Whatever method is chosen, the steps performed by the researcher turn out to be a tremendous work when carried out manually for a large number of clones. In addition, the manual alignment of clone sequences to DNA, mRNA or protein databases bears the risk of copy and paste errors as well as the accidental use of different BLAST settings. Also, the generation of suitable insert-specific sequencing primers can require a huge effort when large numbers of clones have to be sequenced, each with multiple primers.

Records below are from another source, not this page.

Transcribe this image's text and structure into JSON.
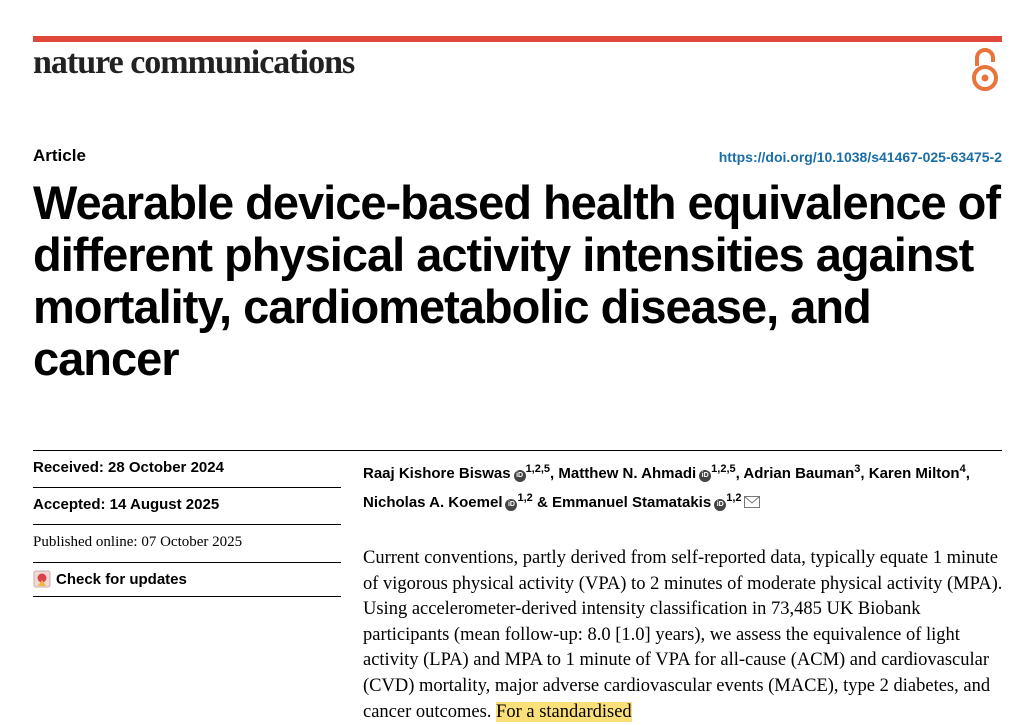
{
  "header": {
    "journal": "nature communications",
    "accent_color": "#e0483a",
    "open_access_icon": "open-access-icon"
  },
  "article": {
    "type": "Article",
    "doi": "https://doi.org/10.1038/s41467-025-63475-2",
    "title": "Wearable device-based health equivalence of different physical activity intensities against mortality, cardiometabolic disease, and cancer"
  },
  "meta": {
    "received": "Received: 28 October 2024",
    "accepted": "Accepted: 14 August 2025",
    "published": "Published online: 07 October 2025",
    "check_updates": "Check for updates"
  },
  "authors": [
    {
      "name": "Raaj Kishore Biswas",
      "aff": "1,2,5",
      "orcid": true,
      "sep": ", "
    },
    {
      "name": "Matthew N. Ahmadi",
      "aff": "1,2,5",
      "orcid": true,
      "sep": ", "
    },
    {
      "name": "Adrian Bauman",
      "aff": "3",
      "orcid": false,
      "sep": ", "
    },
    {
      "name": "Karen Milton",
      "aff": "4",
      "orcid": false,
      "sep": ", "
    },
    {
      "name": "Nicholas A. Koemel",
      "aff": "1,2",
      "orcid": true,
      "sep": " & "
    },
    {
      "name": "Emmanuel Stamatakis",
      "aff": "1,2",
      "orcid": true,
      "sep": "",
      "mail": true
    }
  ],
  "abstract": {
    "text": "Current conventions, partly derived from self-reported data, typically equate 1 minute of vigorous physical activity (VPA) to 2 minutes of moderate physical activity (MPA). Using accelerometer-derived intensity classification in 73,485 UK Biobank participants (mean follow-up: 8.0 [1.0] years), we assess the equivalence of light activity (LPA) and MPA to 1 minute of VPA for all-cause (ACM) and cardiovascular (CVD) mortality, major adverse cardiovascular events (MACE), type 2 diabetes, and cancer outcomes. ",
    "highlight": "For a standardised",
    "highlight_color": "#fbe07a"
  }
}
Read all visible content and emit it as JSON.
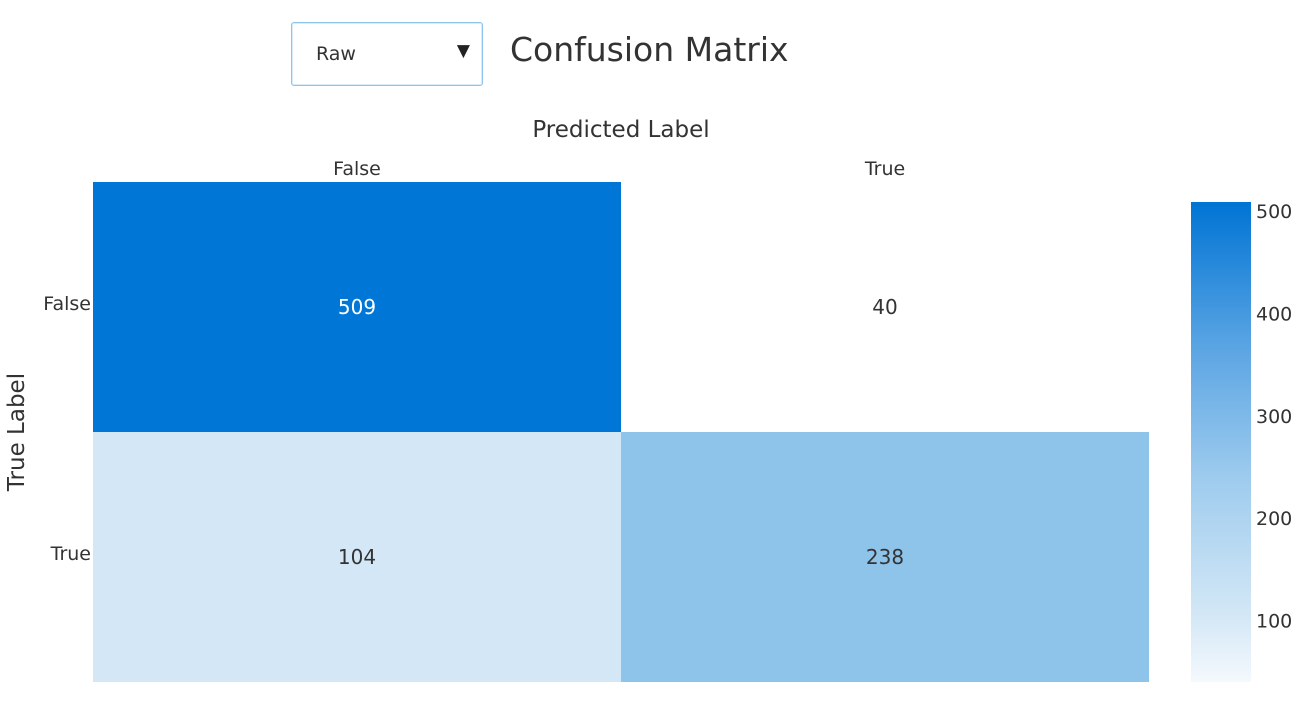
{
  "title": "Confusion Matrix",
  "view_select": {
    "selected": "Raw",
    "arrow_icon": "▼"
  },
  "colors": {
    "scale_high": "#0074d4",
    "scale_low": "#f4f9fd",
    "text_dark": "#333333",
    "text_light": "#ffffff"
  },
  "chart_data": {
    "type": "heatmap",
    "title": "Confusion Matrix",
    "xlabel": "Predicted Label",
    "ylabel": "True Label",
    "x_categories": [
      "False",
      "True"
    ],
    "y_categories": [
      "False",
      "True"
    ],
    "cells": [
      {
        "true_label": "False",
        "predicted_label": "False",
        "value": 509,
        "color": "#0077d6"
      },
      {
        "true_label": "False",
        "predicted_label": "True",
        "value": 40,
        "color": "#ffffff"
      },
      {
        "true_label": "True",
        "predicted_label": "False",
        "value": 104,
        "color": "#d3e7f6"
      },
      {
        "true_label": "True",
        "predicted_label": "True",
        "value": 238,
        "color": "#8ec3ea"
      }
    ],
    "colorbar": {
      "min": 40,
      "max": 509,
      "ticks": [
        100,
        200,
        300,
        400,
        500
      ]
    }
  }
}
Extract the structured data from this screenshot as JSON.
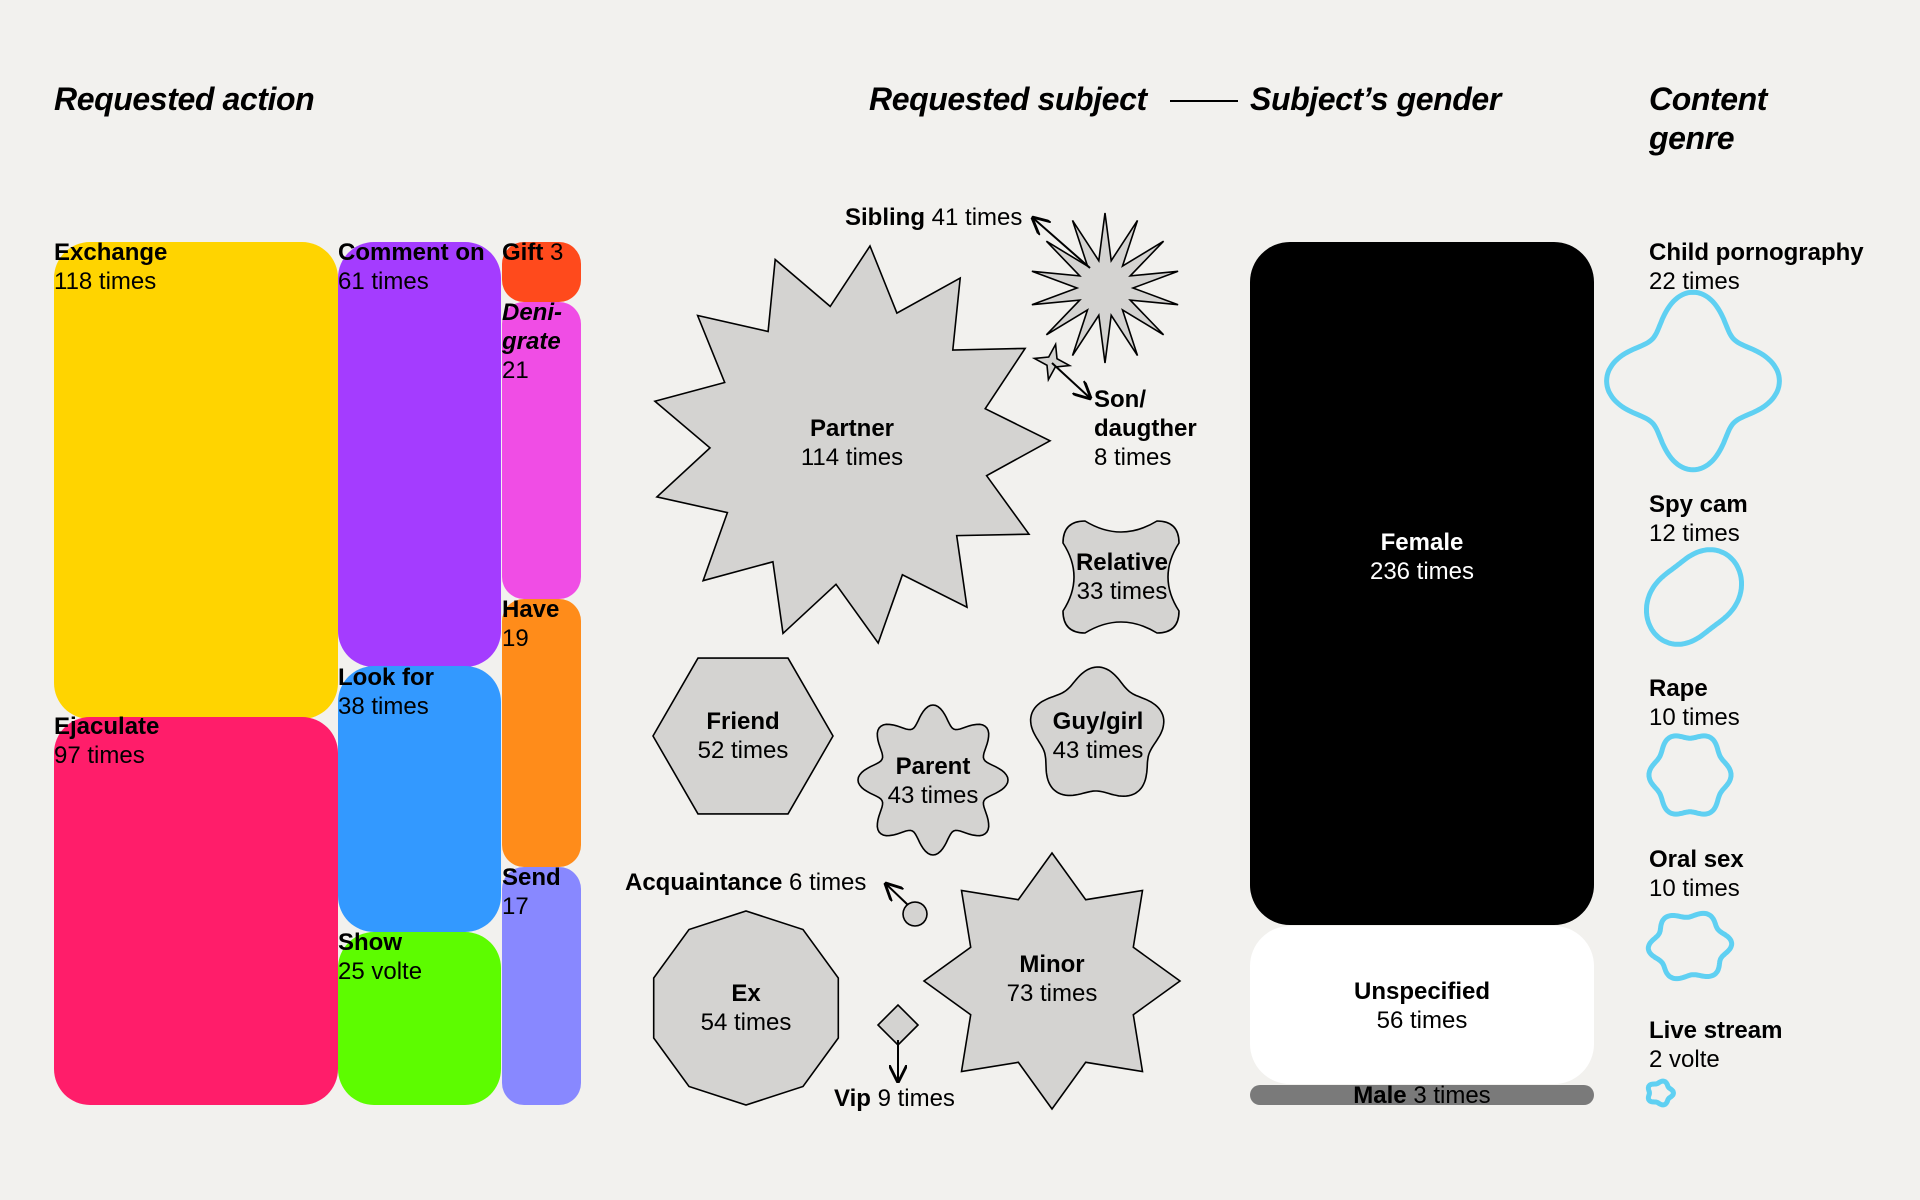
{
  "headings": {
    "action": "Requested action",
    "subject": "Requested subject",
    "gender": "Subject’s gender",
    "genre_line1": "Content",
    "genre_line2": "genre"
  },
  "actions": [
    {
      "name": "Exchange",
      "count": "118 times",
      "color": "#ffd400"
    },
    {
      "name": "Ejaculate",
      "count": "97 times",
      "color": "#ff1d6a"
    },
    {
      "name": "Comment on",
      "count": "61 times",
      "color": "#a43cff"
    },
    {
      "name": "Look for",
      "count": "38 times",
      "color": "#3399ff"
    },
    {
      "name": "Show",
      "count": "25 volte",
      "color": "#5dfc00"
    },
    {
      "name": "Gift",
      "count": "3",
      "color": "#ff4a1c"
    },
    {
      "name": "Deni-",
      "name2": "grate",
      "count": "21",
      "color": "#f04de5"
    },
    {
      "name": "Have",
      "count": "19",
      "color": "#ff8c1a"
    },
    {
      "name": "Send",
      "count": "17",
      "color": "#8888ff"
    }
  ],
  "subjects": {
    "partner": {
      "name": "Partner",
      "count": "114 times"
    },
    "sibling": {
      "name": "Sibling",
      "count": "41 times"
    },
    "son": {
      "name1": "Son/",
      "name2": "daugther",
      "count": "8 times"
    },
    "relative": {
      "name": "Relative",
      "count": "33 times"
    },
    "friend": {
      "name": "Friend",
      "count": "52 times"
    },
    "parent": {
      "name": "Parent",
      "count": "43 times"
    },
    "guy": {
      "name": "Guy/girl",
      "count": "43 times"
    },
    "acquaintance": {
      "name": "Acquaintance",
      "count": "6 times"
    },
    "ex": {
      "name": "Ex",
      "count": "54 times"
    },
    "minor": {
      "name": "Minor",
      "count": "73 times"
    },
    "vip": {
      "name": "Vip",
      "count": "9 times"
    },
    "shape_color": "#d4d3d1"
  },
  "gender": [
    {
      "name": "Female",
      "count": "236 times",
      "color": "#000000"
    },
    {
      "name": "Unspecified",
      "count": "56 times",
      "color": "#ffffff"
    },
    {
      "name": "Male",
      "count": "3 times",
      "color": "#7a7a7a"
    }
  ],
  "genres": [
    {
      "name": "Child pornography",
      "count": "22 times"
    },
    {
      "name": "Spy cam",
      "count": "12 times"
    },
    {
      "name": "Rape",
      "count": "10 times"
    },
    {
      "name": "Oral sex",
      "count": "10 times"
    },
    {
      "name": "Live stream",
      "count": "2 volte"
    }
  ],
  "genre_color": "#5fd0f2",
  "chart_data": {
    "type": "table",
    "panels": [
      {
        "title": "Requested action",
        "categories": [
          "Exchange",
          "Ejaculate",
          "Comment on",
          "Look for",
          "Show",
          "Gift",
          "Denigrate",
          "Have",
          "Send"
        ],
        "values": [
          118,
          97,
          61,
          38,
          25,
          3,
          21,
          19,
          17
        ]
      },
      {
        "title": "Requested subject",
        "categories": [
          "Partner",
          "Minor",
          "Ex",
          "Friend",
          "Parent",
          "Guy/girl",
          "Sibling",
          "Relative",
          "Vip",
          "Son/daugther",
          "Acquaintance"
        ],
        "values": [
          114,
          73,
          54,
          52,
          43,
          43,
          41,
          33,
          9,
          8,
          6
        ]
      },
      {
        "title": "Subject’s gender",
        "categories": [
          "Female",
          "Unspecified",
          "Male"
        ],
        "values": [
          236,
          56,
          3
        ]
      },
      {
        "title": "Content genre",
        "categories": [
          "Child pornography",
          "Spy cam",
          "Rape",
          "Oral sex",
          "Live stream"
        ],
        "values": [
          22,
          12,
          10,
          10,
          2
        ]
      }
    ]
  }
}
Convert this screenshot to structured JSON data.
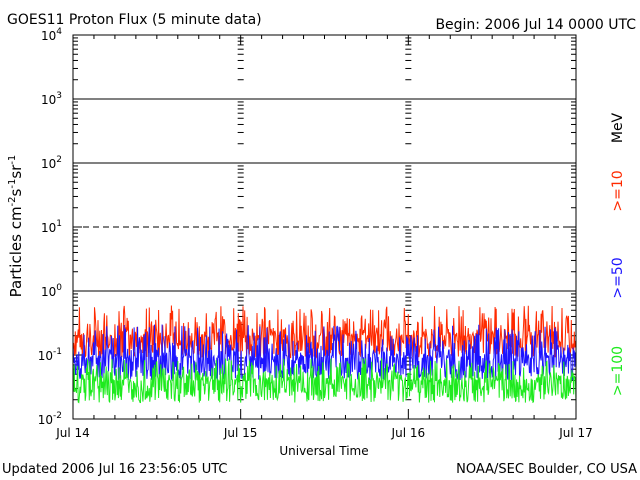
{
  "chart_data": {
    "type": "line",
    "title": "GOES11 Proton Flux (5 minute data)",
    "begin_label": "Begin: 2006 Jul 14 0000 UTC",
    "xlabel": "Universal Time",
    "ylabel": "Particles cm⁻²s⁻¹sr⁻¹",
    "ylabel_parts": {
      "base": "Particles cm",
      "sup1": "-2",
      "mid1": "s",
      "sup2": "-1",
      "mid2": "sr",
      "sup3": "-1"
    },
    "y_scale": "log",
    "ylim": [
      0.01,
      10000
    ],
    "xlim_hours": [
      0,
      72
    ],
    "x_ticks": [
      "Jul 14",
      "Jul 15",
      "Jul 16",
      "Jul 17"
    ],
    "y_ticks": [
      {
        "base": "10",
        "exp": "-2"
      },
      {
        "base": "10",
        "exp": "-1"
      },
      {
        "base": "10",
        "exp": "0"
      },
      {
        "base": "10",
        "exp": "1"
      },
      {
        "base": "10",
        "exp": "2"
      },
      {
        "base": "10",
        "exp": "3"
      },
      {
        "base": "10",
        "exp": "4"
      }
    ],
    "unit": "MeV",
    "series": [
      {
        "name": ">=10",
        "color": "#ff2a00",
        "typical": 0.2,
        "range": [
          0.09,
          0.6
        ]
      },
      {
        "name": ">=50",
        "color": "#1c14ff",
        "typical": 0.09,
        "range": [
          0.04,
          0.3
        ]
      },
      {
        "name": ">=100",
        "color": "#1eea1e",
        "typical": 0.04,
        "range": [
          0.018,
          0.09
        ]
      }
    ],
    "thresholds": [
      {
        "value": 1,
        "style": "solid"
      },
      {
        "value": 10,
        "style": "dashed"
      },
      {
        "value": 100,
        "style": "solid"
      }
    ],
    "grid": true
  },
  "footer": {
    "updated": "Updated 2006 Jul 16 23:56:05 UTC",
    "source": "NOAA/SEC Boulder, CO USA"
  }
}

For the systematic analysis of DNA fragments, several bioinformatics tools are freely available. However, some of these tools are either addressed at dedicated bioinformaticians (e.g. EMBOSS [8
]) or are specific for other purposes, such as the SABIA system for bacterial genomes (SABIA [9
]). Other applications focus on EST sequences, and although they are useful to identify and characterise genes contained in a cDNA clone (AutoFACT[10
]), they cannot easily be employed to judge the length of the insert in a cDNA clone nor design new primers needed to sequence the whole insert. EST Express [13
], on the other hand, can discriminate between full length and partial sequences and even provides filters for vector sequences but is a comprehensive clone management database which requires a complex installation and might therefore be oversized for projects which comprise less than a few thousand clones and do only require sequence analysis. However, since the use of any such tool is only rarely been mentioned in manuscripts, apparently BLAST analyses are currently mainly carried out either by copying and pasting sequences into one of the BLAST web interfaces or by proprietary software that is not specified in the respective publications and not publicly available. To meet the challenge to analyse more than 80 clones from a yeast two-hybrid experiment, we developed FragIdent, a software that combines the single steps into a single application. Our approach provides a user-friendly interface that guides the researcher through the single steps necessary to identify and to further characterise the cDNA fragments, hence making larger analyses feasible for researchers without any bioinformatics skills.